Luke's voice is shaky and sometimes it's hard to understand what he says because of the sobs escaping his mouth. Nevertheless, he succeeds at telling us the whole thing, making the three of us cry even harder. He could be fine, but he could die as well. Basically what the doctor told Luke is that for now, he wasn't dead but there's no garantee Ash will make it. I sit on a chair and put my head in my hand, crying. I wish I could turn back in time. I wish I could rewind to when we were 4 happy boys. I don't think we ever done anything wrong to deserve this, so why does it have to happen to us? To Ash?

I turn my look to Michael, expecting him to be right by my side but he's not. Instead I spot him running to the restroom. Without thinking I stand up and run after him. I may be broken over Ashton, but I can't let Michael be hospitalised as well.

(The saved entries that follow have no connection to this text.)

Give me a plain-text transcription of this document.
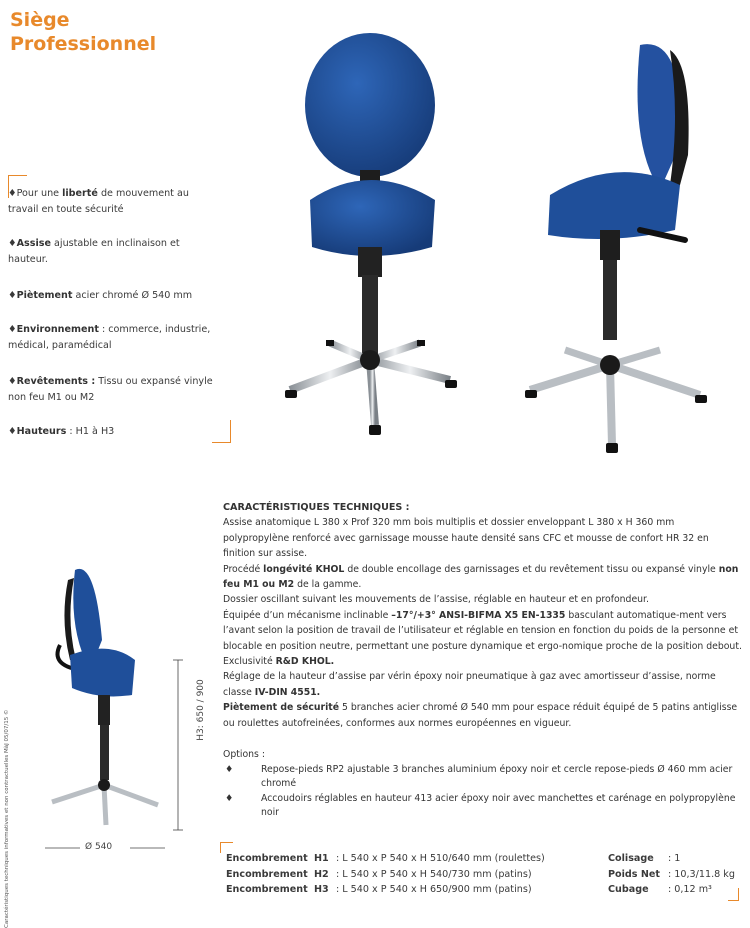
Siège
Professionnel

♦Pour une liberté de mouvement au travail en toute sécurité

♦Assise ajustable en inclinaison et hauteur.

♦Piètement acier chromé Ø 540 mm

♦Environnement : commerce, industrie, médical, paramédical

♦Revêtements : Tissu ou expansé vinyle non feu M1 ou M2

♦Hauteurs : H1 à H3

Caractéristiques techniques informatives et non contractuelles MàJ 05/07/15 ©	H3: 650 / 900
Ø 540
CARACTÉRISTIQUES TECHNIQUES :

Assise anatomique L 380 x Prof 320 mm bois multiplis et dossier enveloppant L 380 x H 360 mm polypropylène renforcé avec garnissage mousse haute densité sans CFC et mousse de confort HR 32 en finition sur assise.

Procédé longévité KHOL de double encollage des garnissages et du revêtement tissu ou expansé vinyle non feu M1 ou M2 de la gamme.

Dossier oscillant suivant les mouvements de l’assise, réglable en hauteur et en profondeur.

Équipée d’un mécanisme inclinable –17°/+3° ANSI-BIFMA X5 EN-1335 basculant automatique-ment vers l’avant selon la position de travail de l’utilisateur et réglable en tension en fonction du poids de la personne et blocable en position neutre, permettant une posture dynamique et ergo-nomique proche de la position debout. Exclusivité R&D KHOL.

Réglage de la hauteur d’assise par vérin époxy noir pneumatique à gaz avec amortisseur d’assise, norme classe IV-DIN 4551.

Piètement de sécurité 5 branches acier chromé Ø 540 mm pour espace réduit équipé de 5 patins antiglisse ou roulettes autofreinées, conformes aux normes européennes en vigueur.

Options :
♦	Repose-pieds RP2 ajustable 3 branches aluminium époxy noir et cercle repose-pieds Ø 460 mm acier chromé
♦	Accoudoirs réglables en hauteur 413 acier époxy noir avec manchettes et carénage en polypropylène noir
Encombrement H1 : L 540 x P 540 x H 510/640 mm (roulettes)
Encombrement H2 : L 540 x P 540 x H 540/730 mm (patins)
Encombrement H3 : L 540 x P 540 x H 650/900 mm (patins)
Colisage : 1
Poids Net : 10,3/11.8 kg
Cubage : 0,12 m³
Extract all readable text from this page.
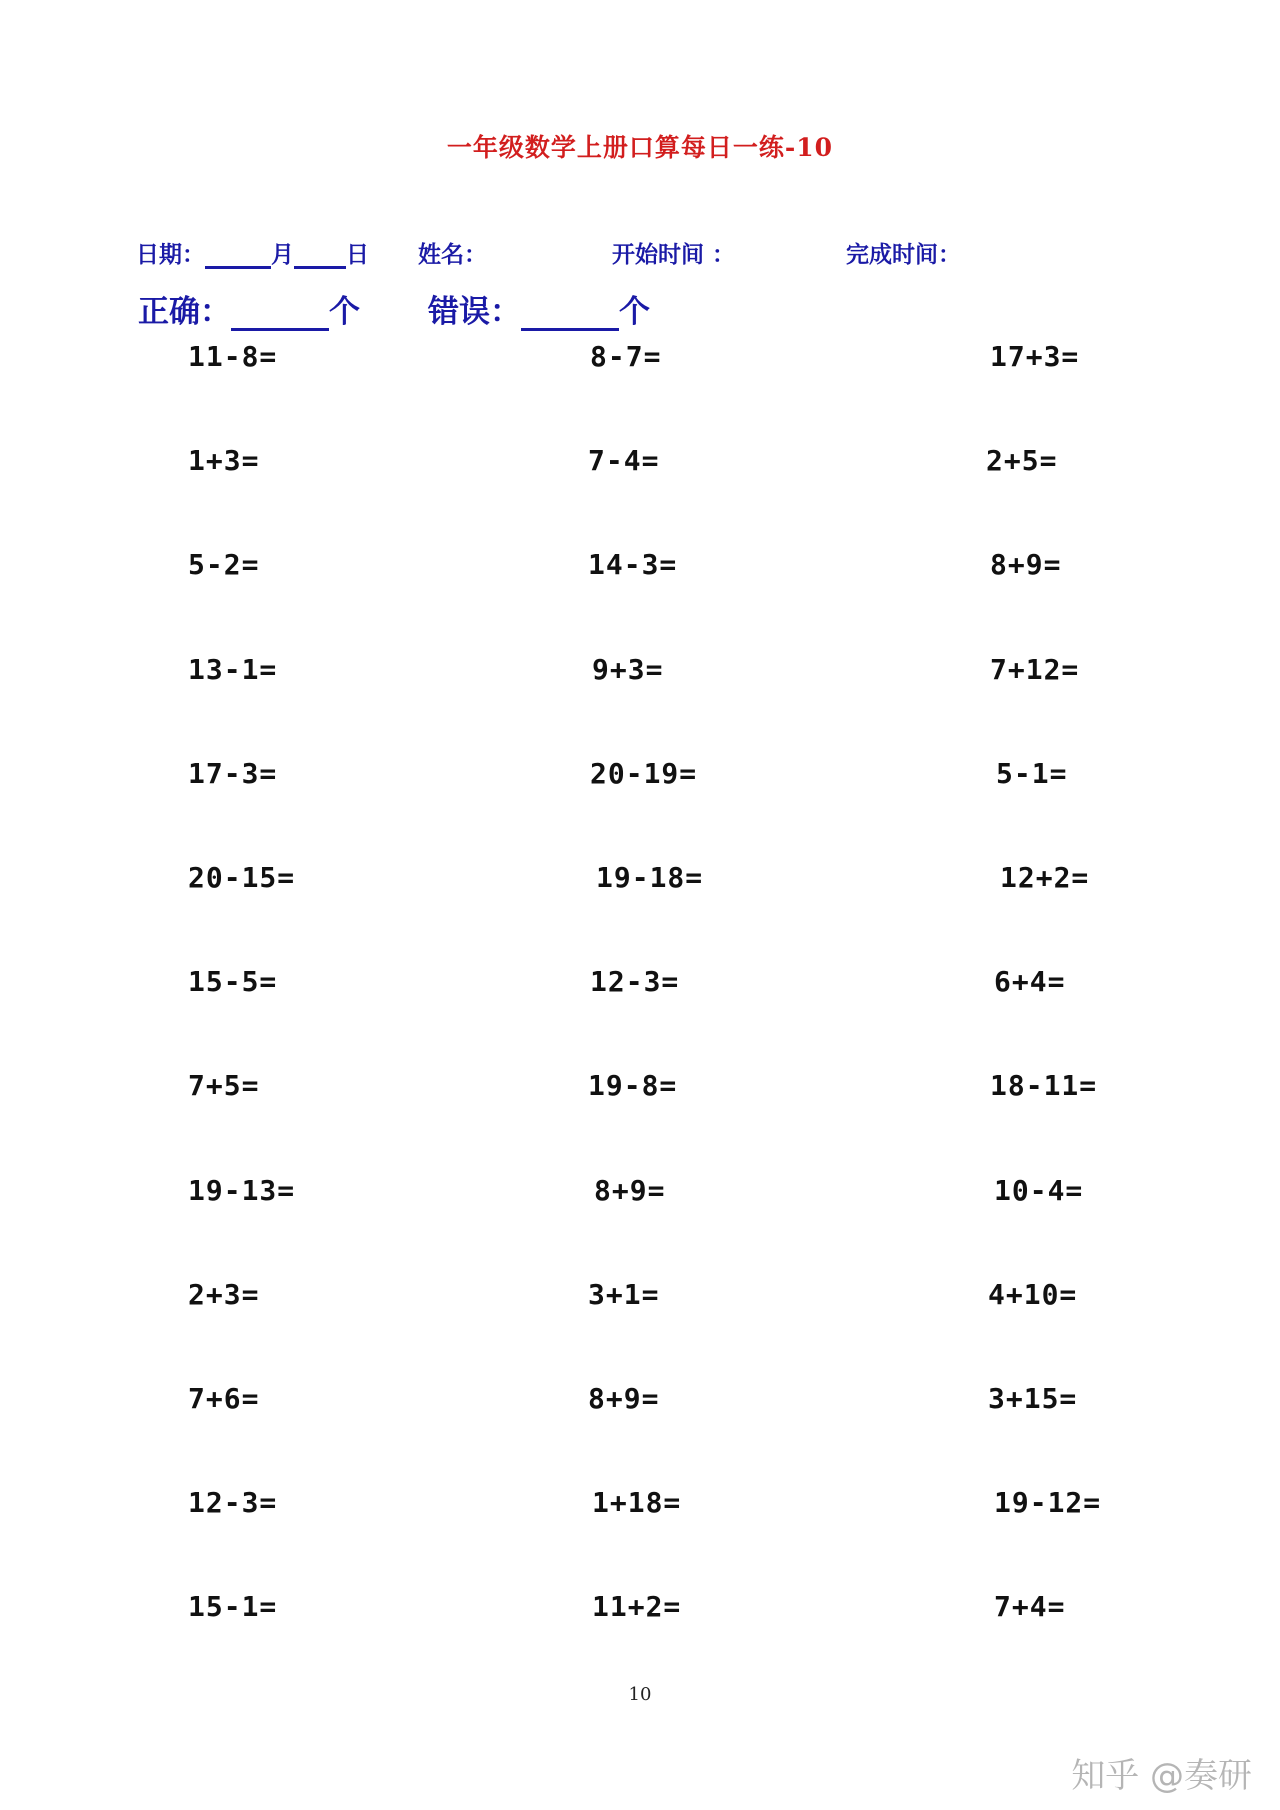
一年级数学上册口算每日一练-10
日期：	月 日 姓名：	开始时间 ：	完成时间：
正确：	个 错误：	个
11-8=	8-7=	17+3=
1+3=	7-4=	2+5=
5-2=	14-3=	8+9=
13-1=	9+3=	7+12=
17-3=	20-19=	5-1=
20-15=	19-18=	12+2=
15-5=	12-3=	6+4=
7+5=	19-8=	18-11=
19-13=	8+9=	10-4=
2+3=	3+1=	4+10=
7+6=	8+9=	3+15=
12-3=	1+18=	19-12=
15-1=	11+2=	7+4=
10
知乎 @奏研
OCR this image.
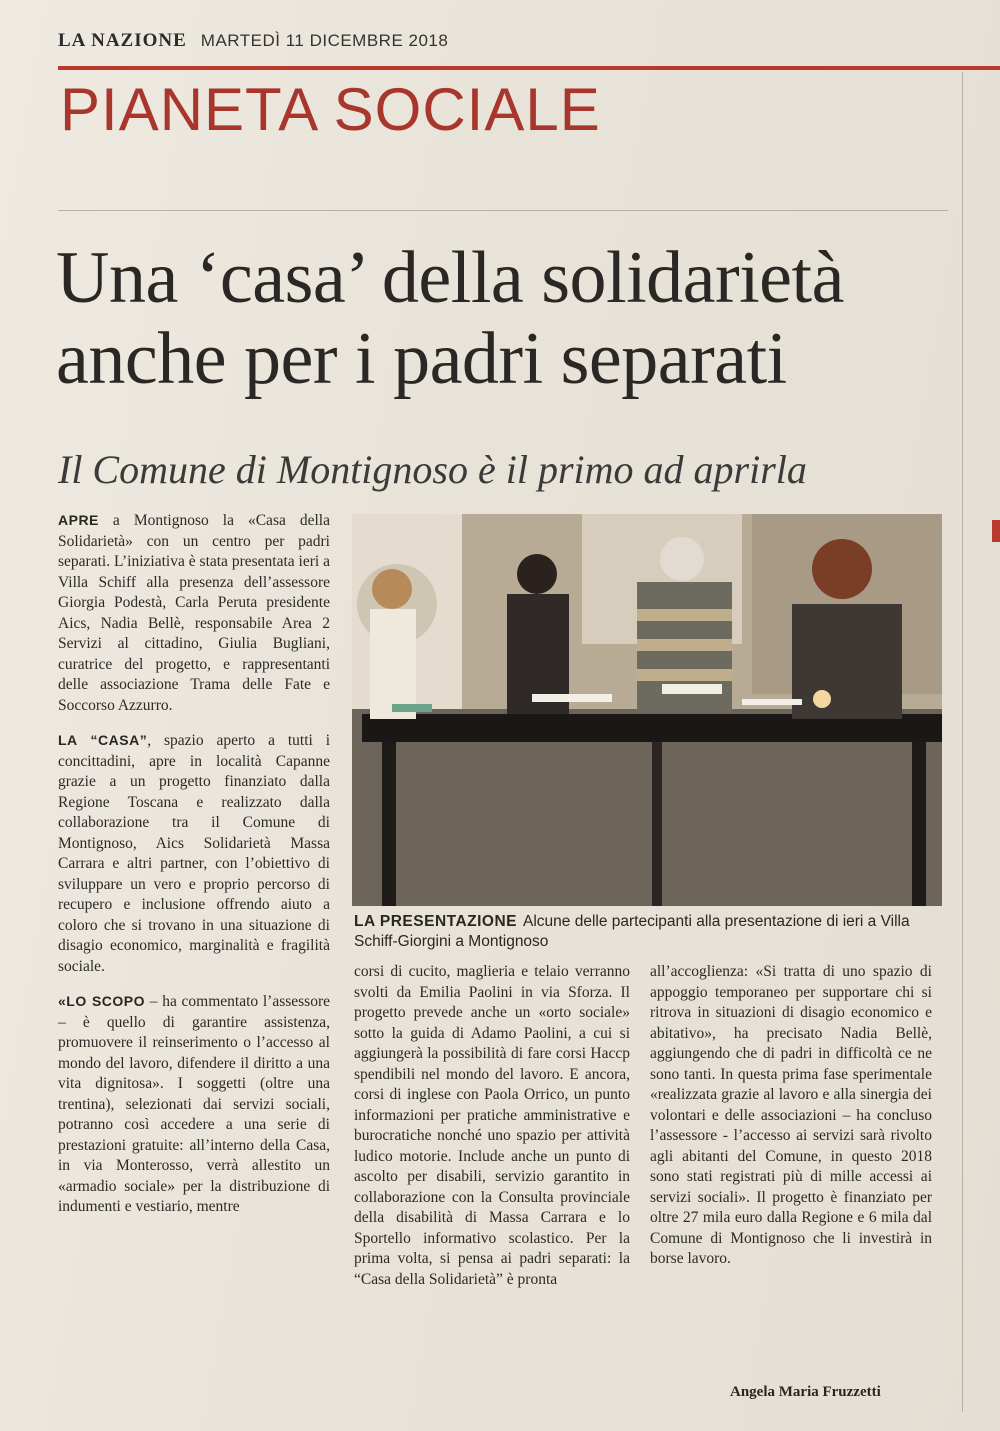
LA NAZIONE MARTEDÌ 11 DICEMBRE 2018
PIANETA SOCIALE
Una ‘casa’ della solidarietà
anche per i padri separati
Il Comune di Montignoso è il primo ad aprirla

APRE a Montignoso la «Casa della Solidarietà» con un centro per padri separati. L’iniziativa è stata presentata ieri a Villa Schiff alla presenza dell’assessore Giorgia Podestà, Carla Peruta presidente Aics, Nadia Bellè, responsabile Area 2 Servizi al cittadino, Giulia Bugliani, curatrice del progetto, e rappresentanti delle associazione Trama delle Fate e Soccorso Azzurro.

LA “CASA”, spazio aperto a tutti i concittadini, apre in località Capanne grazie a un progetto finanziato dalla Regione Toscana e realizzato dalla collaborazione tra il Comune di Montignoso, Aics Solidarietà Massa Carrara e altri partner, con l’obiettivo di sviluppare un vero e proprio percorso di recupero e inclusione offrendo aiuto a coloro che si trovano in una situazione di disagio economico, marginalità e fragilità sociale.

«LO SCOPO – ha commentato l’assessore – è quello di garantire assistenza, promuovere il reinserimento o l’accesso al mondo del lavoro, difendere il diritto a una vita dignitosa». I soggetti (oltre una trentina), selezionati dai servizi sociali, potranno così accedere a una serie di prestazioni gratuite: all’interno della Casa, in via Monterosso, verrà allestito un «armadio sociale» per la distribuzione di indumenti e vestiario, mentre

LA PRESENTAZIONE Alcune delle partecipanti alla presentazione di ieri a Villa Schiff-Giorgini a Montignoso

corsi di cucito, maglieria e telaio verranno svolti da Emilia Paolini in via Sforza. Il progetto prevede anche un «orto sociale» sotto la guida di Adamo Paolini, a cui si aggiungerà la possibilità di fare corsi Haccp spendibili nel mondo del lavoro. E ancora, corsi di inglese con Paola Orrico, un punto informazioni per pratiche amministrative e burocratiche nonché uno spazio per attività ludico motorie. Include anche un punto di ascolto per disabili, servizio garantito in collaborazione con la Consulta provinciale della disabilità di Massa Carrara e lo Sportello informativo scolastico. Per la prima volta, si pensa ai padri separati: la “Casa della Solidarietà” è pronta

all’accoglienza: «Si tratta di uno spazio di appoggio temporaneo per supportare chi si ritrova in situazioni di disagio economico e abitativo», ha precisato Nadia Bellè, aggiungendo che di padri in difficoltà ce ne sono tanti. In questa prima fase sperimentale «realizzata grazie al lavoro e alla sinergia dei volontari e delle associazioni – ha concluso l’assessore - l’accesso ai servizi sarà rivolto agli abitanti del Comune, in questo 2018 sono stati registrati più di mille accessi ai servizi sociali». Il progetto è finanziato per oltre 27 mila euro dalla Regione e 6 mila dal Comune di Montignoso che li investirà in borse lavoro.

Angela Maria Fruzzetti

It doesn't take me long to find the older, kneeled in front of the toilet, hands clunching his stomach, emptying himself. He's shaking and crying and coughing. I enter the stall he is in - since he hasn't had the time to close it before being sick - and start rubbing his back. As he slowly calms himself and stop heaving, I take him in my arms.

"It's okay Mike, everything will be okay. Ash will make it. You will push through this illness. It's all gonna be okay." I whisper.

He turns around, getting even closer to me and cry in my neck. I try to soothe him. I try to get him to know that this is gonna be okay. But no matter what I tell him, he doesn't listen, doesn't believe me. It breaks my heart to see my friend in so much pain. I wish Life could give him some kind of break, but it's not. It's being a bitch. So I do the only thing left that I can do. I hold him tight and let him cry as much as he needs to. I try not to focus on the fact that I should be with Luke getting our blood test done, or on the fact that Ashton is nor dead nor alive. I just try to focus on Michael, and being here for him.

"I'm sorry." His voice isn't much above a whisper and I wouldn't even be sure I heard him well if I hadn't felt his lips moving against my chest.

"You have nothing to be sorry for."

"Yes, I have! Everything happening here is my fault! If I hadn't freaked out we wouldn't had to go to the house. If I hadn't lied, we wouldn't had to stay longer in there. If I hadn't been an asshole, he wouldn't be in the hospital. If I wasn't fucking anorexic, I could get my blood tested just like you and Luke, and I could help him if I ever was a match! But no, instead I am too fucking ill and weak to even donate some of my blood to him. I'm the one who sent him here and I can't even help him! I can't save him!"

By the end of his rambling, he is yelling and fully sobbing again. I don't know what to say, or do. I don't know which part of what he's just said I should react to. Should I tell him that it's not his fault? Should I try to confort him? Should I just do nothing? I don't know, but one thing is sure, this outburst can only help him. It's the first time he has ever acknowleged the fact that he is anorexic. That's the part I probably should acting on.

"Listen, he is here, in a coma, and you're right there is nothing you can do about it. There is nothing you can do to help him, save him. But think a moment, do you believe he would be happy to learn that you're dead while he was in the coma because you didn't eat but still throw up?" I pause for a second "I know the answer, and it is no. He would be devastated. He would be heartbroken. So while the doctors take care of him, while they save him, while Luke and I get this test done, you're going to eat something. Then you, Luke, dr. Kalye and I, we will do everything to help you and make you healthy again. Get it?"